Fast data processing pipeline for predicting flight delays using Apache APIs: Kafka, Spark Streaming and Machine Learning (part 2)
October 11, 2021"authorDisplayName": "Carol McDonald", "tags": "use-cases", "publish": "2018-01-10T10:00:00.000Z"
Editor’s Note: MapR products and solutions sold prior to the acquisition of such assets by Hewlett Packard Enterprise Company in 2019 may have older product names and model numbers that differ from current solutions. For information about current offerings, which are now part of HPE Ezmeral Data Fabric, please visit https://www.hpe.com/us/en/software/data-fabric.html
Editor's Note: You can find Part 1 of this series here
According to Bob Renner, former CEO of Liaison Technologies, the possibility to blend machine learning with real-time transactional data flowing through a single platform is opening a world of new possibilities, such as enabling organizations to take advantage of opportunities as they arise. Leveraging these opportunities requires fast, scalable data processing pipelines that process, analyze, and store events as they arrive.
This is the second in a series of blog posts that discusses the architecture of a data pipeline that combines streaming data with machine learning and fast storage. The first post discussed creating a machine learning model to predict flight delays. This second post will discuss using the saved model with streaming data to do a real-time analysis of flight delays. The third post will discuss fast storage with MapR Database.

Microservices, Data Pipelines, and Machine Learning Logistics
The microservice architectural style is an approach to developing an application as a suite of small independently deployable services. A common architecture pattern combined with microservices is event sourcing using an append-only publish-subscribe event stream such as MapR Event Streams (which provides a Kafka API).

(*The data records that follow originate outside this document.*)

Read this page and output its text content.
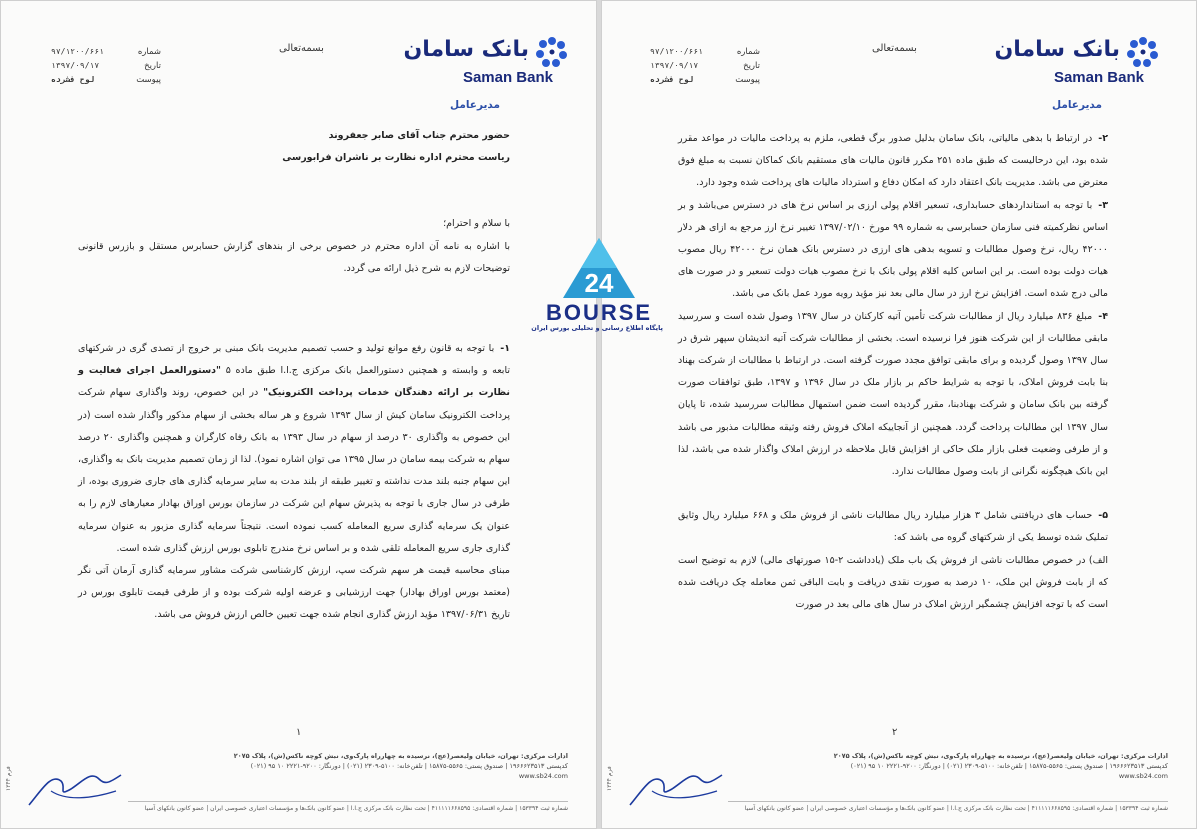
بانک سامان
Saman Bank
بسمه‌تعالی
شماره
۹۷/۱۲۰۰/۶۶۱
تاریخ
۱۳۹۷/۰۹/۱۷
پیوست
لوح فشرده
مدیرعامل
حضور محترم جناب آقای صابر جعفروند
ریاست محترم اداره نظارت بر ناشران فرابورسی
با سلام و احترام؛
با اشاره به نامه آن اداره محترم در خصوص برخی از بندهای گزارش حسابرس مستقل و بازرس قانونی توضیحات لازم به شرح ذیل ارائه می گردد.
۱-با توجه به قانون رفع موانع تولید و حسب تصمیم مدیریت بانک مبنی بر خروج از تصدی گری در شرکتهای تابعه و وابسته و همچنین دستورالعمل بانک مرکزی ج.ا.ا طبق ماده ۵ "دستورالعمل اجرای فعالیت و نظارت بر ارائه دهندگان خدمات پرداخت الکترونیک" در این خصوص، روند واگذاری سهام شرکت پرداخت الکترونیک سامان کیش از سال ۱۳۹۳ شروع و هر ساله بخشی از سهام مذکور واگذار شده است (در این خصوص به واگذاری ۳۰ درصد از سهام در سال ۱۳۹۳ به بانک رفاه کارگران و همچنین واگذاری ۲۰ درصد سهام به شرکت بیمه سامان در سال ۱۳۹۵ می توان اشاره نمود). لذا از زمان تصمیم مدیریت بانک به واگذاری، این سهام جنبه بلند مدت نداشته و تغییر طبقه از بلند مدت به سایر سرمایه گذاری های جاری ضروری بوده، از طرفی در سال جاری با توجه به پذیرش سهام این شرکت در سازمان بورس اوراق بهادار معیارهای لازم را به عنوان یک سرمایه گذاری سریع المعامله کسب نموده است. نتیجتاً سرمایه گذاری مزبور به عنوان سرمایه گذاری جاری سریع المعامله تلقی شده و بر اساس نرخ مندرج تابلوی بورس ارزش گذاری شده است.
مبنای محاسبه قیمت هر سهم شرکت سپ، ارزش کارشناسی شرکت مشاور سرمایه گذاری آرمان آتی نگر (معتمد بورس اوراق بهادار) جهت ارزشیابی و عرضه اولیه شرکت بوده و از طرفی قیمت تابلوی بورس در تاریخ ۱۳۹۷/۰۶/۳۱ مؤید ارزش گذاری انجام شده جهت تعیین خالص ارزش فروش می باشد.
۱
ادارات مرکزی: تهران، خیابان ولیعصر(عج)، نرسیده به چهارراه پارک‌وی، نبش کوچه ناکس(ش)، پلاک ۲۰۷۵
کدپستی ۱۹۶۶۶۲۳۵۱۳ | صندوق پستی: ۵۵۶۵-۱۵۸۷۵ | تلفن‌خانه: ۵۱۰۰-۲۳۰۹ (۰۲۱) | دورنگار: ۹۲۰۰-۲۲۲۱ ۱۰ ۹۵ (۰۲۱)
www.sb24.com
شماره ثبت ۱۵۳۳۹۴ | شماره اقتصادی: ۴۱۱۱۱۱۶۶۸۵۹۵ | تحت نظارت بانک مرکزی ج.ا.ا | عضو کانون بانک‌ها و مؤسسات اعتباری خصوصی ایران | عضو کانون بانکهای آسیا
فرم ۱۳۴۴
بانک سامان
Saman Bank
بسمه‌تعالی
شماره
۹۷/۱۲۰۰/۶۶۱
تاریخ
۱۳۹۷/۰۹/۱۷
پیوست
لوح فشرده
مدیرعامل
۲-در ارتباط با بدهی مالیاتی، بانک سامان بدلیل صدور برگ قطعی، ملزم به پرداخت مالیات در مواعد مقرر شده بود، این درحالیست که طبق ماده ۲۵۱ مکرر قانون مالیات های مستقیم بانک کماکان نسبت به مبلغ فوق معترض می باشد. مدیریت بانک اعتقاد دارد که امکان دفاع و استرداد مالیات های پرداخت شده وجود دارد.
۳-با توجه به استانداردهای حسابداری، تسعیر اقلام پولی ارزی بر اساس نرخ های در دسترس می‌باشد و بر اساس نظرکمیته فنی سازمان حسابرسی به شماره ۹۹ مورخ ۱۳۹۷/۰۲/۱۰ تغییر نرخ ارز مرجع به ازای هر دلار ۴۲۰۰۰ ریال، نرخ وصول مطالبات و تسویه بدهی های ارزی در دسترس بانک همان نرخ ۴۲۰۰۰ ریال مصوب هیات دولت بوده است. بر این اساس کلیه اقلام پولی بانک با نرخ مصوب هیات دولت تسعیر و در صورت های مالی درج شده است. افزایش نرخ ارز در سال مالی بعد نیز مؤید رویه مورد عمل بانک می باشد.
۴-مبلغ ۸۳۶ میلیارد ریال از مطالبات شرکت تأمین آتیه کارکنان در سال ۱۳۹۷ وصول شده است و سررسید مابقی مطالبات از این شرکت هنوز فرا نرسیده است. بخشی از مطالبات شرکت آتیه اندیشان سپهر شرق در سال ۱۳۹۷ وصول گردیده و برای مابقی توافق مجدد صورت گرفته است. در ارتباط با مطالبات از شرکت بهناد بنا بابت فروش املاک، با توجه به شرایط حاکم بر بازار ملک در سال ۱۳۹۶ و ۱۳۹۷، طبق توافقات صورت گرفته بین بانک سامان و شرکت بهنادبنا، مقرر گردیده است ضمن استمهال مطالبات سررسید شده، تا پایان سال ۱۳۹۷ این مطالبات پرداخت گردد. همچنین از آنجاییکه املاک فروش رفته وثیقه مطالبات مذبور می باشد و از طرفی وضعیت فعلی بازار ملک حاکی از افزایش قابل ملاحظه در ارزش املاک واگذار شده می باشد، لذا این بانک هیچگونه نگرانی از بابت وصول مطالبات ندارد.
۵-حساب های دریافتنی شامل ۳ هزار میلیارد ریال مطالبات ناشی از فروش ملک و ۶۶۸ میلیارد ریال وثایق تملیک شده توسط یکی از شرکتهای گروه می باشد که:
الف) در خصوص مطالبات ناشی از فروش یک باب ملک (یادداشت ۲-۱۵ صورتهای مالی) لازم به توضیح است که از بابت فروش این ملک، ۱۰ درصد به صورت نقدی دریافت و بابت الباقی ثمن معامله چک دریافت شده است که با توجه افزایش چشمگیر ارزش املاک در سال های مالی بعد در صورت
۲
ادارات مرکزی: تهران، خیابان ولیعصر(عج)، نرسیده به چهارراه پارک‌وی، نبش کوچه ناکس(ش)، پلاک ۲۰۷۵
کدپستی ۱۹۶۶۶۲۳۵۱۳ | صندوق پستی: ۵۵۶۵-۱۵۸۷۵ | تلفن‌خانه: ۵۱۰۰-۲۳۰۹ (۰۲۱) | دورنگار: ۹۲۰۰-۲۲۲۱ ۱۰ ۹۵ (۰۲۱)
www.sb24.com
شماره ثبت ۱۵۳۳۹۴ | شماره اقتصادی: ۴۱۱۱۱۱۶۶۸۵۹۵ | تحت نظارت بانک مرکزی ج.ا.ا | عضو کانون بانک‌ها و مؤسسات اعتباری خصوصی ایران | عضو کانون بانکهای آسیا
فرم ۱۳۴۴
24
BOURSE
پایگاه اطلاع رسانی و تحلیلی بورس ایران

Publish Subscribe Event Streams with MapR Event Store
A central principle of publish/subscribe systems is decoupled communications, wherein producers don’t know who subscribes, and consumers don’t know who publishes; this system makes it easy to add new listeners or new publishers without disrupting existing processes. MapR Event Store allows any number of information producers (potentially millions of them) to publish information to a specified topic. MapR Event Store will reliably persist those messages and make them accessible to any number of subscribers (again, potentially millions). Topics are partitioned for throughput and scalability, producers are load balanced, and consumers can be grouped to read in parallel. MapR Event Store can scale to very high throughput levels, easily delivering millions of messages per second using very modest hardware.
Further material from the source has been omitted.